Three truths, no lies: I throw a mean porch dinner (New England weather permitting), dabble in teaching yoga, and want to be a philosopher when I grow up.


I’m Nate, a G2 in Chemistry and Chemical Biology. I joined the Union after a convincing orientation speech and following in the footsteps of my two parents in their teachers union. The growth of endowments and administrative bloat in academia requires a collective voice of the scholars who make higher education function. As Trustee, I am committed to organizing the scientists, teachers, and academics who are forced to accept inadmissible working conditions to provide the University the grants, academic acumen, and acclaim it needs to succeed. Outside of the Union, I take this fight to my chemical reactions and cheering for bad sports teams.

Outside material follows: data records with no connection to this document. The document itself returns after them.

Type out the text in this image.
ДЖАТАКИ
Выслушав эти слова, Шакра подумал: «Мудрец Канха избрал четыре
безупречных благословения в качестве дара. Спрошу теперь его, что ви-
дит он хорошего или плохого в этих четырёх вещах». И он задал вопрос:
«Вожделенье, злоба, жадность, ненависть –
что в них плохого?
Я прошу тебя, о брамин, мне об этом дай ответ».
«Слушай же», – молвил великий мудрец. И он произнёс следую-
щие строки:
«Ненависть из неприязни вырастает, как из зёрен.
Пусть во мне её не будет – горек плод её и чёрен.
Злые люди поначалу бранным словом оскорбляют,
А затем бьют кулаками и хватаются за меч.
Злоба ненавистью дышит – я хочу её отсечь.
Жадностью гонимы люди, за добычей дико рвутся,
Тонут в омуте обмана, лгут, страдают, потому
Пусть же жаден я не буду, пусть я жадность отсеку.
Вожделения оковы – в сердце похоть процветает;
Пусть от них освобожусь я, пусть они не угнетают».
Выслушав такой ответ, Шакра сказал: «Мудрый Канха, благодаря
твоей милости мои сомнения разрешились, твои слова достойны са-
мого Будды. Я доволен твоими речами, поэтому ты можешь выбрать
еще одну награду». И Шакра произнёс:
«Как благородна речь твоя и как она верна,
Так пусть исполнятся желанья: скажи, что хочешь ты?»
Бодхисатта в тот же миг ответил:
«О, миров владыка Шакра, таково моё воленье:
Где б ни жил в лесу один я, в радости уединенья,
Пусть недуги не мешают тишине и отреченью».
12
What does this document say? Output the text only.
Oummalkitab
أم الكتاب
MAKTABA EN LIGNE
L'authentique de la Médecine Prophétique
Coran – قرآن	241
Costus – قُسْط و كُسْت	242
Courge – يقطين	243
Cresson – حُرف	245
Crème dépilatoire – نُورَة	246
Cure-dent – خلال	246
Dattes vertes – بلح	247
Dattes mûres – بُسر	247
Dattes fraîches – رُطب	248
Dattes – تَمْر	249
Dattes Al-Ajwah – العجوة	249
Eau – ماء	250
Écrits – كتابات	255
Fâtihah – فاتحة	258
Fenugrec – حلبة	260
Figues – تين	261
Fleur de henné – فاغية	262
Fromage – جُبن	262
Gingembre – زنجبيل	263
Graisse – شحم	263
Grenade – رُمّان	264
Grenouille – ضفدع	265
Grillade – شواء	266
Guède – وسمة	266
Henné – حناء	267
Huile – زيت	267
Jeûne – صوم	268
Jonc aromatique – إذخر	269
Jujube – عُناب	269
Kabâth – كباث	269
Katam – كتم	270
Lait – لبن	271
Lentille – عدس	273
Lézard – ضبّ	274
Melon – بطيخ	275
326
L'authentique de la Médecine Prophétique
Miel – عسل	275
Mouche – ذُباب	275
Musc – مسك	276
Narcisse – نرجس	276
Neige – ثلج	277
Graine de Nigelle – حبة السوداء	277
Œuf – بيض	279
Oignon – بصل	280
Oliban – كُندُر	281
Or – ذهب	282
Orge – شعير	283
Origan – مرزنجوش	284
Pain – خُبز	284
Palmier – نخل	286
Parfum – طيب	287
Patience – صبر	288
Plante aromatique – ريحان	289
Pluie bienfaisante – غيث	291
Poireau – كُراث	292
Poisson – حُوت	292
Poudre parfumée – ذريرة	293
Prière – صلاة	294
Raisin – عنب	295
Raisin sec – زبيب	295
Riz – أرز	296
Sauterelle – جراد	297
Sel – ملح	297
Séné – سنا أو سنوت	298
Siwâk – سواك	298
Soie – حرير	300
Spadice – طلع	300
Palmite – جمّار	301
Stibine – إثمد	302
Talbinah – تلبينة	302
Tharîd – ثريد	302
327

I’m delighted to be part of the Philosophy Department’s sinister yet cunning attempt to take over the HGSU Executive Board. Haters will say philosophers aren’t good for anything important, but we saw the Union putting the case that workers ought to have a safe workplace and a living wage and said: “hold our hemlock.”
Member-at-Large
Corinna Anderson
G3, GSD
they/them

I’m a third-year PhD student and was a steward at the GSD for two years before joining the Executive Board. As a Member-at-Large, I hope to help strengthen our social, caretaking, and organizing infrastructure to endure in the lulls between contract negotiations. Through past experience in transformative justice work, I’ve come to believe that external gains are only one measure of organizing success. As a vehicle for worker power on campus, our union can be a space of joy where we work together as equals on problems that matter.
Member-at-Large
Laura Chen
G5, Population Health Sciences
As Member-at-Large, I support the organizing efforts that keep HGSU strong and connected. I joined in 2022 at the start of my PhD, and became a steward in 2024. I have enjoyed getting to know people across the university, and hope to continue empowering workers to contribute to decisions that shape our lives here, making sure everyone knows their rights, protections, and power. Our union is not just a site of power-building, but also a community that makes the work enriching (and fun!)
Member-at-Large
Fernanda García
G5, Committee on the Study of Religion

Though I signed my HGSU membership card at my first-year orientation in 2022, I became an active organizer once I started teaching in 2024. The union gave me ––and can give all of us––a chance to effect real change in our workplace and support each other while we teach, research, work, and learn at Harvard. As Member at Large, I am looking forward to expanding rank-and-file involvement and investment in our union by creating opportunities for mutual support across turfs. Beyond my work in HGSU, I work as a teaching fellow at HDS and am in the process of writing my dissertation. You can find me ranting about public transit, medieval mysticism, and the state of the novel in various Cambridge / Somerville cafes!